Make sure you know how to handle your disability before it is time to retire.
Make sure you know how to handle your disability before it is time to retire.

If you've had to retire early due to a chronic health problem or a physical disability, there are a number of programs that can help you manage your day-to-day expenses. If you're fortunate, your company offers long-term disability insurance. You also might have a clause in your company pension that kicks in after you've been out of work for several months that provides monthly payments for the duration of your illness or disability. You may also be eligible for Social Security benefits even if you haven't yet reached traditional retirement age. However, there are a few things you need to know about your disability benefits.

Some Benefits Are Taxable

Social Security disability benefits are generally not taxable. However, the income from many company-sponsored plans is taxable, at least on the federal level. Many states and municipalities, however, waive income tax requirements for citizens receiving disability retirement benefits. But you should tread carefully. Some states, such as Ohio, only waive taxes until after you've reached traditional retirement age. 

You Can't Work Another Job

If you are unable to perform your job and are expected to be out of work for at least 12 months, you may be eligible for Social Security benefits.
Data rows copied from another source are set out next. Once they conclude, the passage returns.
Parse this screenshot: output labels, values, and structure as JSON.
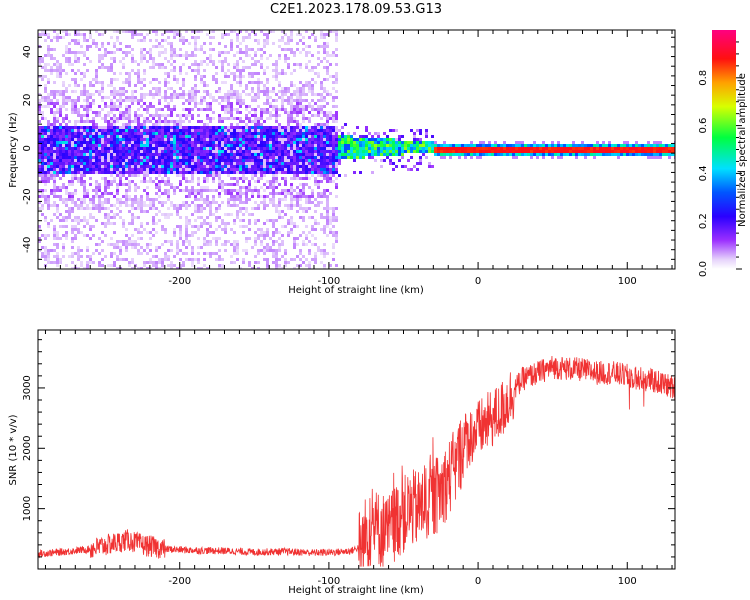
{
  "title": "C2E1.2023.178.09.53.G13",
  "chart_data": [
    {
      "type": "heatmap",
      "xlabel": "Height of straight line (km)",
      "ylabel": "Frequency (Hz)",
      "xlim": [
        -295,
        132
      ],
      "ylim": [
        -50,
        49
      ],
      "xticks": [
        -200,
        -100,
        0,
        100
      ],
      "yticks": [
        -40,
        -20,
        0,
        20,
        40
      ],
      "colorbar": {
        "label": "Normalized spectral amplitude",
        "range": [
          0.0,
          1.0
        ],
        "ticks": [
          0.0,
          0.2,
          0.4,
          0.6,
          0.8
        ],
        "tick_labels": [
          "0.0",
          "0.2",
          "0.4",
          "0.6",
          "0.8"
        ],
        "colormap": "rainbow (violet → blue → cyan → green → yellow → orange → red → magenta)"
      },
      "regions": [
        {
          "x_range": [
            -295,
            -95
          ],
          "description": "broad noisy spread",
          "freq_spread": [
            -50,
            49
          ],
          "core_band": [
            -10,
            10
          ],
          "amplitude": 0.15
        },
        {
          "x_range": [
            -95,
            -30
          ],
          "description": "narrowing band",
          "core_band": [
            -4,
            6
          ],
          "amplitude": 0.5
        },
        {
          "x_range": [
            -30,
            132
          ],
          "description": "strong narrow line at 0 Hz",
          "core_band": [
            -1,
            1
          ],
          "amplitude": 0.9
        }
      ]
    },
    {
      "type": "line",
      "xlabel": "Height of straight line (km)",
      "ylabel": "SNR (10 * v/v)",
      "xlim": [
        -295,
        132
      ],
      "ylim": [
        0,
        3960
      ],
      "xticks": [
        -200,
        -100,
        0,
        100
      ],
      "yticks": [
        1000,
        2000,
        3000
      ],
      "series": [
        {
          "color": "#f03232",
          "x": [
            -295,
            -280,
            -260,
            -245,
            -235,
            -225,
            -210,
            -190,
            -170,
            -150,
            -130,
            -110,
            -95,
            -85,
            -78,
            -75,
            -70,
            -65,
            -60,
            -55,
            -50,
            -45,
            -40,
            -35,
            -30,
            -25,
            -20,
            -15,
            -12,
            -10,
            -5,
            0,
            5,
            10,
            15,
            20,
            25,
            30,
            40,
            50,
            60,
            70,
            80,
            90,
            100,
            110,
            120,
            132
          ],
          "y": [
            250,
            280,
            330,
            420,
            480,
            400,
            330,
            310,
            300,
            280,
            290,
            270,
            280,
            300,
            380,
            600,
            700,
            650,
            600,
            800,
            900,
            1000,
            1000,
            1100,
            1150,
            1300,
            1500,
            1700,
            1900,
            2100,
            2200,
            2300,
            2400,
            2500,
            2600,
            2800,
            3000,
            3150,
            3250,
            3350,
            3320,
            3300,
            3250,
            3250,
            3200,
            3150,
            3100,
            3000
          ]
        }
      ]
    }
  ]
}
However, even if you can perform a less strenuous job, Social Security requirements prohibit you from working at any job and still collect your benefits.

An Initial Denial Isn't Final

As many as 60 percent of initial claims for Social Security disability benefits are denied. Many of these are ultimately approved during the appeal process. Some applications are rejected initially because of incomplete paper work or insufficient medical records to back up the disability claim.

You Can't Receive Both Disability And Retirement Benefits Through Social Security

Social Security disability benefits are a type of early retirement option for those who are forced to quit working due to a chronic illness or physical disability. As such, persons receiving this type of benefit are not eligible for another retirement benefit from Social Security when they reach traditional retirement age. Keep in mind that you can draw a portion of your Social Security retirement benefits beginning at age 62. If you become disabled late in your career, this may be a more attractive and easier option.

Retiring early due to a disability doesn't have to be a financial disaster. There are many programs, both public and private, to help you in this situation. However, it's important to understand all of the rules before you apply for any one program.